One of the principal partners in the firm Wimberly Allison Tong & Goo, he has designed two hotels right at Disney parks: the Grand Floridian Beach Resort at Walt Disney World in Orlando, and the Disneyland Hotel in the Euro Disneyland resort in France. But it's with his projects in Africa, Malaysia and Taiwan that he truly has turned "Imagineer" of sorts, designing resorts that are theme parks in themselves.
The fables on which they are based are painstakingly grounded, he says, in "the unique physical, social and cultural environment of their locale." Authentic fables, though, can't guarantee happy endings--like the best art, they often prod and irritate, making their audiences uncomfortable.
Allison's fables include a moral dimension, to be sure--drawn right from the Golden Rule--but in the end embrace the essence of comfort. They generate the same combination of feelings--of awe yet warmth--that help drive Disney's animated films, such as "The Lion King," to box office heights.
Allison's fans include science fiction master Ray Bradbury and music impresario Quincy Jones, for whom he is designing a 20,000-square-foot home in the hills of Bel-Air. Allison also has made an ornament for the White House Christmas tree.
But when the Armand Hammer Museum in Westwood exhibited Disney designs last year and brought in architects to discuss the genre, Allison's work became a lightning rod. One panelist, Eric Owen Moss, did not hide his derision.
"Nobody is saying this doesn't take talent," Moss said later. "But talent in the service of what? You sometimes hear that the winners write the history. I think this one is the bankers write the history, the PR people.
"It's a kind of mercantile pastiche . . . an attempt to tie into pseudo-history and create a sense of grandeur and power and opulence that people selling hotel rooms or gambling casinos think will convince, induce or seduce their clientele to come running with their checkbooks and ATM cards."
Moss is a different breed of architect, who embraces the role of artist-as-critic.

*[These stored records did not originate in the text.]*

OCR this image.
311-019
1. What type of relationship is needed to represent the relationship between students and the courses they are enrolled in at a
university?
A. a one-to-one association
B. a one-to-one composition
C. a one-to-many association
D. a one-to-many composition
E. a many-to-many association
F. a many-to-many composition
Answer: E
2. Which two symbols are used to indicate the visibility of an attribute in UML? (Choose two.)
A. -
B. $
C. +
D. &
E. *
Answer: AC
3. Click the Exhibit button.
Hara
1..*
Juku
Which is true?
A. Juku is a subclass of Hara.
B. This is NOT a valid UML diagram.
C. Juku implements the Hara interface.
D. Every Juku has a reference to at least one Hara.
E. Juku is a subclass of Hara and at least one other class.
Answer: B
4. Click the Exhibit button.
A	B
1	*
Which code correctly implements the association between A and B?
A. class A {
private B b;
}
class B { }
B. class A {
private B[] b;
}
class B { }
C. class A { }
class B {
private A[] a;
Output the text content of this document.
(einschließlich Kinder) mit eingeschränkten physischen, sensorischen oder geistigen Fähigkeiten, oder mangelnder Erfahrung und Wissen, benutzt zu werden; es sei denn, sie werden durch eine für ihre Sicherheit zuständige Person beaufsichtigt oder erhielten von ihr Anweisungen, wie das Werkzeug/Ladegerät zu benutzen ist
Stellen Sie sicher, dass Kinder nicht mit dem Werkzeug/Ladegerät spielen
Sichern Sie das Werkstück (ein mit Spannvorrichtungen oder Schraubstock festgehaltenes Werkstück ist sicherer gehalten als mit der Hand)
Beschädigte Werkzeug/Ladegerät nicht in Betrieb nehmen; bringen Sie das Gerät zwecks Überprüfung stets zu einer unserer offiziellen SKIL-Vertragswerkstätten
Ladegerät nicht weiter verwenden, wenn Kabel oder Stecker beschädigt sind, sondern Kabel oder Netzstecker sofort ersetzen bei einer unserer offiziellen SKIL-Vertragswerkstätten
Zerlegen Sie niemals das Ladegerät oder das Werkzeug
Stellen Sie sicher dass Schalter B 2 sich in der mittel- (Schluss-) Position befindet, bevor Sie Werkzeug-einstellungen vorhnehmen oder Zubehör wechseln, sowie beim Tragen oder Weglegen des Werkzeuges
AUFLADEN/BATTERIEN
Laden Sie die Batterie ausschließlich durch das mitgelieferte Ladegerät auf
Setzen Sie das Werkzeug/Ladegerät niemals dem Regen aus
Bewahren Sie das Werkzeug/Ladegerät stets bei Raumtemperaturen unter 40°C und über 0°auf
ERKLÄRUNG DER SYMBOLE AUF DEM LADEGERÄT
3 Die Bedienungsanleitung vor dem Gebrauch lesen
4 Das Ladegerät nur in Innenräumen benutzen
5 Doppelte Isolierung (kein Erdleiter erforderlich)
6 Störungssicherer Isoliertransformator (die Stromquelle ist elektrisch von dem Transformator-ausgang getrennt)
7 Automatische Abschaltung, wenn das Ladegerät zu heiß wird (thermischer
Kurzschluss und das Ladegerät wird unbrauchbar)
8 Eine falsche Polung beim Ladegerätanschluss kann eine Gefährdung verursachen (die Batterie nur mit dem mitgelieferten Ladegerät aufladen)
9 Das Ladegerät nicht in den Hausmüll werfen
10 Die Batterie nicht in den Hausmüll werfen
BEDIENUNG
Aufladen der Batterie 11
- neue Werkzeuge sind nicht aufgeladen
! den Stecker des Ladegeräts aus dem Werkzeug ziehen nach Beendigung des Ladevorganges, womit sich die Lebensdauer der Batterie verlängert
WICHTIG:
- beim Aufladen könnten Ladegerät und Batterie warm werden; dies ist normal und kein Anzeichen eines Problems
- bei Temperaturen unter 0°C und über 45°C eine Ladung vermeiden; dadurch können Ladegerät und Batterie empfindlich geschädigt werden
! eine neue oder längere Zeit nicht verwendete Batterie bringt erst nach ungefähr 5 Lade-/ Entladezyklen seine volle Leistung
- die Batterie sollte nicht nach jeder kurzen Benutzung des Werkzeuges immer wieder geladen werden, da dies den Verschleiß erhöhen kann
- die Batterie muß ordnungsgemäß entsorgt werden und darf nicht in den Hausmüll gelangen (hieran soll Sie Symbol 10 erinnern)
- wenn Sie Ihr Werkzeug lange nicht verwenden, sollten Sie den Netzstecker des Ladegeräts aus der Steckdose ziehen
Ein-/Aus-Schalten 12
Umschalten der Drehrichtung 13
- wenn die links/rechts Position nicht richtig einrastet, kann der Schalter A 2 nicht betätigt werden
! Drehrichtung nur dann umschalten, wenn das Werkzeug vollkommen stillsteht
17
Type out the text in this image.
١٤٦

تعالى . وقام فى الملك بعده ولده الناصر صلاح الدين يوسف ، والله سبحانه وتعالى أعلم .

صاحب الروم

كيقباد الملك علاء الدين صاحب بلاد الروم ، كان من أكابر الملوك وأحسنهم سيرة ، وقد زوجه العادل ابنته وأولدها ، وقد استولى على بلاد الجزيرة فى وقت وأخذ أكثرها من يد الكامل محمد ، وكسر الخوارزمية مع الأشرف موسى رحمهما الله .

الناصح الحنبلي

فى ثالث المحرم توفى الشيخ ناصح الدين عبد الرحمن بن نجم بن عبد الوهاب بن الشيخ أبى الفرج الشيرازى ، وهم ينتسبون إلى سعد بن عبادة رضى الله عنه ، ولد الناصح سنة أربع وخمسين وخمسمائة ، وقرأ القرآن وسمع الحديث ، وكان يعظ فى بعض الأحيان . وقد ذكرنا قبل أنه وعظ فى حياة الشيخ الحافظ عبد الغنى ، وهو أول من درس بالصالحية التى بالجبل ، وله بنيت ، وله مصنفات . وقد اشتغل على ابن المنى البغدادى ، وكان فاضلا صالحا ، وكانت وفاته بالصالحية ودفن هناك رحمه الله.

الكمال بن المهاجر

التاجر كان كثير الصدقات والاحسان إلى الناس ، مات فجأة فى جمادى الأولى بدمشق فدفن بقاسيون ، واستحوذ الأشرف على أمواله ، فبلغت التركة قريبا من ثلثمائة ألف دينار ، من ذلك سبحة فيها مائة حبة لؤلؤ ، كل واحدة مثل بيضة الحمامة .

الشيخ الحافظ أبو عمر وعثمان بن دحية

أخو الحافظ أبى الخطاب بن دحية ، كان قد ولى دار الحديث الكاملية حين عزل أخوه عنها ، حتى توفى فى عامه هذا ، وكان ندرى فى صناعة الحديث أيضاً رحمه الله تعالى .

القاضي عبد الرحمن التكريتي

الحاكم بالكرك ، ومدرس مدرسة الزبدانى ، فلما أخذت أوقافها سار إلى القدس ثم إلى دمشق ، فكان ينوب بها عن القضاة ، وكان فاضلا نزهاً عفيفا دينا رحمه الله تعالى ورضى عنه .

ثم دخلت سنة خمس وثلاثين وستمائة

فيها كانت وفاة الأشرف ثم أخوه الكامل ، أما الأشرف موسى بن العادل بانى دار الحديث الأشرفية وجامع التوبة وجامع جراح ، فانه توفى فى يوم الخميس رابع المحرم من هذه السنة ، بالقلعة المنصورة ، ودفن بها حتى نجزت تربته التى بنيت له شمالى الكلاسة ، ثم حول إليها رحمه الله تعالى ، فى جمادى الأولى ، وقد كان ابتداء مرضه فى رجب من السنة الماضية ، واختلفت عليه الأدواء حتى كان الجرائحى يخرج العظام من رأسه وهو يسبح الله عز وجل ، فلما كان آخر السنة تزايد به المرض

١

He helped transform Culver City's defunct rail corridor with dramatic open spaces that use panels of brick, metal and scraps of machinery, even sewer pipes. It's an attempt to integrate the new L.A. with a history Moss sees as gritty--one of old brick and corrugated metal warehouses--not the charming Spanish Mission style many cling to.
Moss and others like him have little use for fellow architects they see as pandering to mass tastes, whether it's Allison or Jon Jerde (the Westside Pavilion, Universal CityWalk) or Vegas folks who sell ancient Rome as a Caesar's Palace where "women are getting chased and white wine is flowing . . . a kind of 'Animal House' representation."
Another panelist, UCLA professor Barton Phelps, noted that Allison's "architecture of escapism and fantasy" inevitably will be contrasted with the "romantic notion of the architecture of idiosyncratic genius" as embodied, say, by Frank Gehry's acclaimed sculpture-like museum in Bilbao, Spain.